I’ve concluded that a host of psychological and physiological factors create vinotypes that range from sweet, whose genetic palatal preference is for sweet wines; to tolerant, who relish the high-alcohol, intensely-flavored wines. I believe industry should encourage people to discover the style of wines they truly love, be it White Zinfandel, delicate whites, intense Napa Cabernets or First Growth Bordeaux. Wine consumers should also be able to confidently state what kind of wine drinker they are, from an enjoyer who just wants to have a pleasant glass of wine, to a wine enthusiast and all the way to an aspirer who wants to evolve into a bona fide wine geek. There should be room at the table for all types of wines and wine lovers.
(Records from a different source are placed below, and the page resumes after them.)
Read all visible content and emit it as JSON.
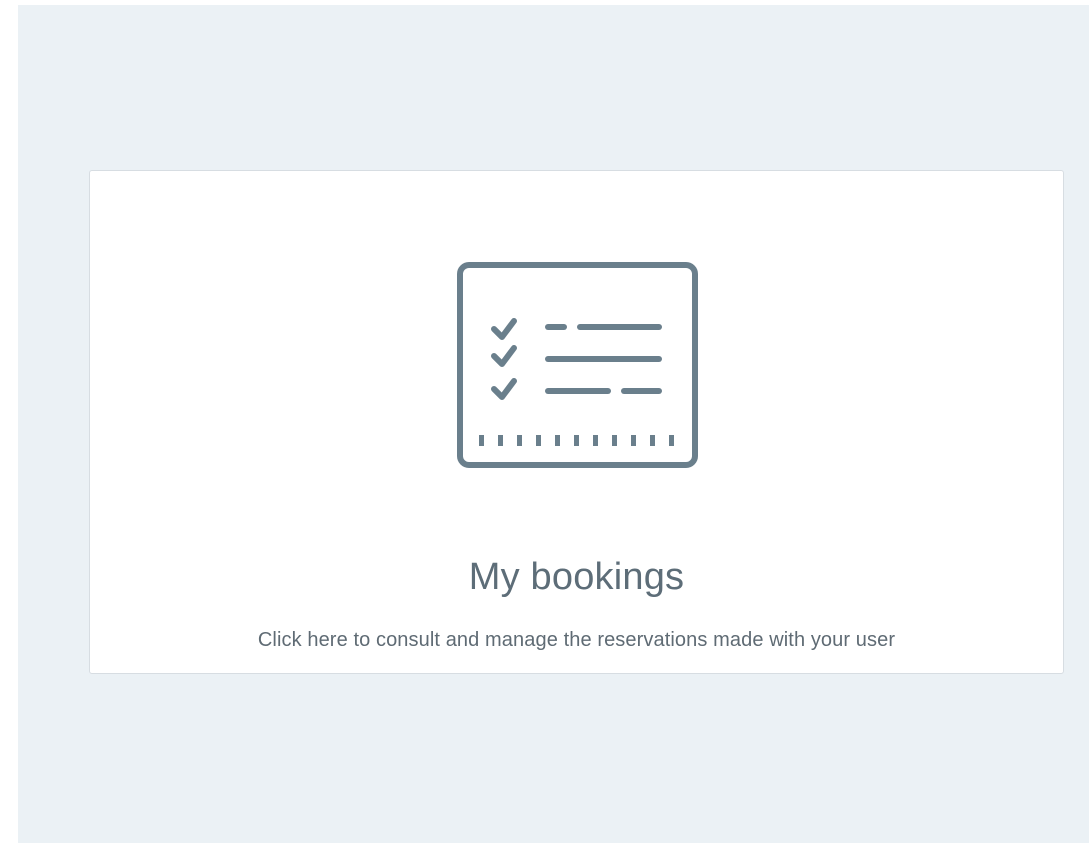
{
  "card": {
    "icon": "booking-checklist-icon",
    "title": "My bookings",
    "description": "Click here to consult and manage the reservations made with your user"
  },
  "colors": {
    "page_background": "#ebf1f5",
    "card_background": "#ffffff",
    "card_border": "#d7dde2",
    "icon": "#6a7f8c",
    "title_text": "#5d6d78",
    "description_text": "#5f6b74"
  }
}
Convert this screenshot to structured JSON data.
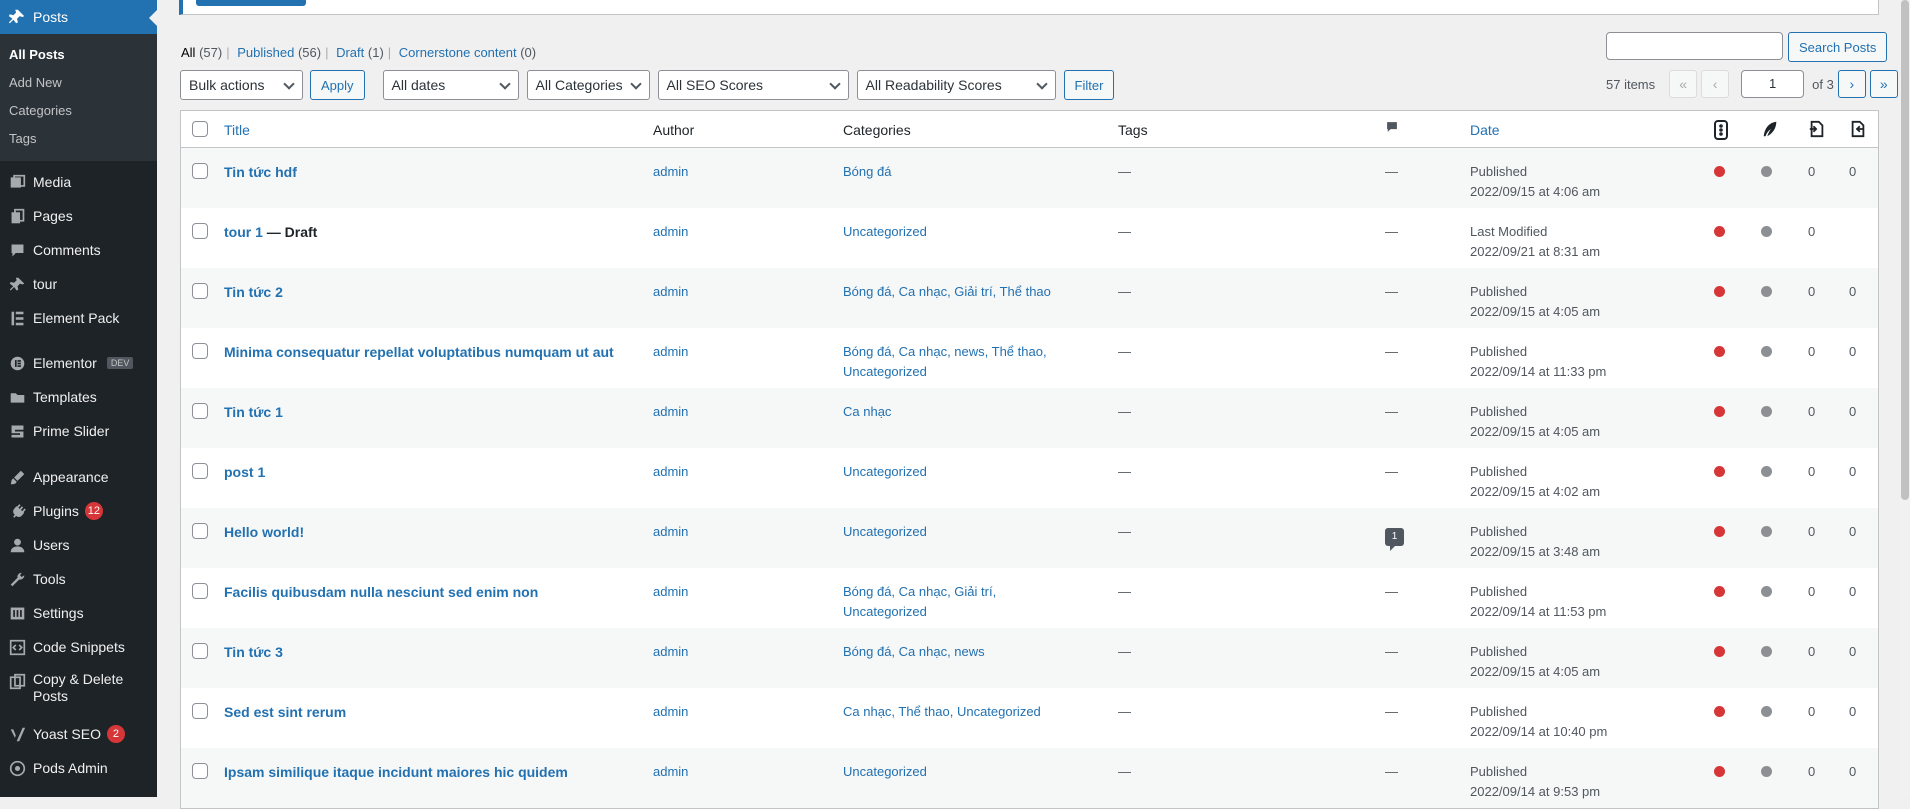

And at the table, they should be able to drink the wines they love with any dish. “Pair the meal for the diner not the dinner” has become my new mantra because the truth is, if you don’t like a high-powered red wine or an off-dry Riesling, you’re more than likely not going to like drinking it with any kind of dish. Please do not overlook that matching the wine to the diner also gives a green light to play the game of wine and food matching for anyone who cares!
THE CHEFS
The key to drinking the wines you prefer with the food you like is a technique called flavor balancing, which has been adopted by the Wine and Spirits Education Trust, not to mention a growing group of chefs like Jeremiah Tower, Michel Trama in Bordeaux, France, and Sarah Scott in the Napa Valley. By adjusting the acid and salt, these chefs create a balance that allows it to work perfectly with a dish. It’s the basis of many foods in wine cultures like Italy, which serves lemon with its famed Steak Florentine. It also works with cuisines that are popularly considered more difficult to pair with wines, like Thai, Chinese, and Indian.
I was delighted to find a supporter for my ideas in a chef like James, who has published 18 cookbooks, including “Simply Healthy,” winner of the World Cookbook Awards for Best Health Cookbook, “Fresh and Healthy,” winner of a 2001 IACP International Cookbook Award, and “Simply Sensational,” a finalist for the IACP Award in 2003 and the Australian Heart Foundation Cookbook.
James also travels around the country, appearing as a guest chef and lecturer at conferences for the American Heart Association, the Culinary Institute of America, Epcot International Food & Wine Festival, the American Institute of Food and Wine and Johnson & Wales University. She continues to appear frequently on television and radio, now in the United States.
“It’s really freeing to think of being able to say, ‘I like this; I don’t like this,’” James said. “I don’t like broccoli. I don’t care for radishes or cucumbers unless they are thinly sliced. And I definitely like a lighter style of wine.”